Every time I clean my glasses I think of Julie, one of the numerous young women who lived in my group house in NW DC during the 5 years I spent there. She had risen from nothing to something and seemed unphased by anything thrown her way.
Julie had grown up with a single mother, gone to a prestigious girls’ school probably on scholarship, and had landed a boyfriend who was brilliant and rather nerdy and guaranteed to do big things in life.
Julie was practical about some things I would never have thought about. Instead of using special sprays to clean her glasses, she washed them with dishwashing detergent each morning when she came down before breezing off to work at the Pentagon and then on to graduate school at night at AU.
She also clued me into the fact that pouring hot water out of a tea kettle on my frozen windshield was likely to shatter it. Coming from the south, I had little experience with things like this.
Her association with the wealthy boy who was a Princeton graduate and who played the bagpipes gave her important names to throw around. She had magnificent jewelry from Pampillonia, bought her wedding dress at Claire Dratch in Bethesda, and got married at The Cosmos Club, where the boy’s father was a member.

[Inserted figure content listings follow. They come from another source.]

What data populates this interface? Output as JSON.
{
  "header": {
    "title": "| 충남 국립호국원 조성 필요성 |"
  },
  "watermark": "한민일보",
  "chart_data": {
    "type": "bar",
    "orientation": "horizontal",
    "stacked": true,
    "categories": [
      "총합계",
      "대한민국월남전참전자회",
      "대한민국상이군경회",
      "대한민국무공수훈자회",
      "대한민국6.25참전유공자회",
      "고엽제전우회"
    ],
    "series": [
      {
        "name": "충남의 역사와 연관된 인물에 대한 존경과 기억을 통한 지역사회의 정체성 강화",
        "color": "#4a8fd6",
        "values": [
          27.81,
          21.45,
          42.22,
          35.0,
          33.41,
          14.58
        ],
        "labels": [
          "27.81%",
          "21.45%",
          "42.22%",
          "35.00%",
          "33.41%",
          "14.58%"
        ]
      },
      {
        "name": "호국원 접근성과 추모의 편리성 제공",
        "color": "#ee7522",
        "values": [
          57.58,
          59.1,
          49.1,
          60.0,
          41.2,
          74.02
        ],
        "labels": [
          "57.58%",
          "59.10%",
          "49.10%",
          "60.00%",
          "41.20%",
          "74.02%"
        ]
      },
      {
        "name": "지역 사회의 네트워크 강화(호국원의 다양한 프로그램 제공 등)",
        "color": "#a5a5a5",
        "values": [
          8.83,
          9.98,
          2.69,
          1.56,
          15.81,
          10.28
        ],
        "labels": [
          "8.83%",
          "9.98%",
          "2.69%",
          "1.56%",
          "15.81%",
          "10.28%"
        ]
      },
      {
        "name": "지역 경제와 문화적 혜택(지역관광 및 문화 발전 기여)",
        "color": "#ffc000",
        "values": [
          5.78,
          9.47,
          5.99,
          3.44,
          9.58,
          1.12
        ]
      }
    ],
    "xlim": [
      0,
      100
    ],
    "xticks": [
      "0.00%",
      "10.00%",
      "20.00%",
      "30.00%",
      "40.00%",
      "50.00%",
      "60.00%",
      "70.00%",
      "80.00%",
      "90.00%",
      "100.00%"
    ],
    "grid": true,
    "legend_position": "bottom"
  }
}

I have often wondered what happened to Julie. Whether she converted to Judaism so as to share the religion of her husband. Whether she had children. Whether she had a meaningful career of her own or whether she was content to support her husband as he became a distinguished computer science professor and went on to start multiple successful businesses during the peak of the .com explosion.
Of one thing I can be sure: Julie is still washing her glasses with dishwashing detergent every day, that is unless she has had laser surgery and no longer wears glasses.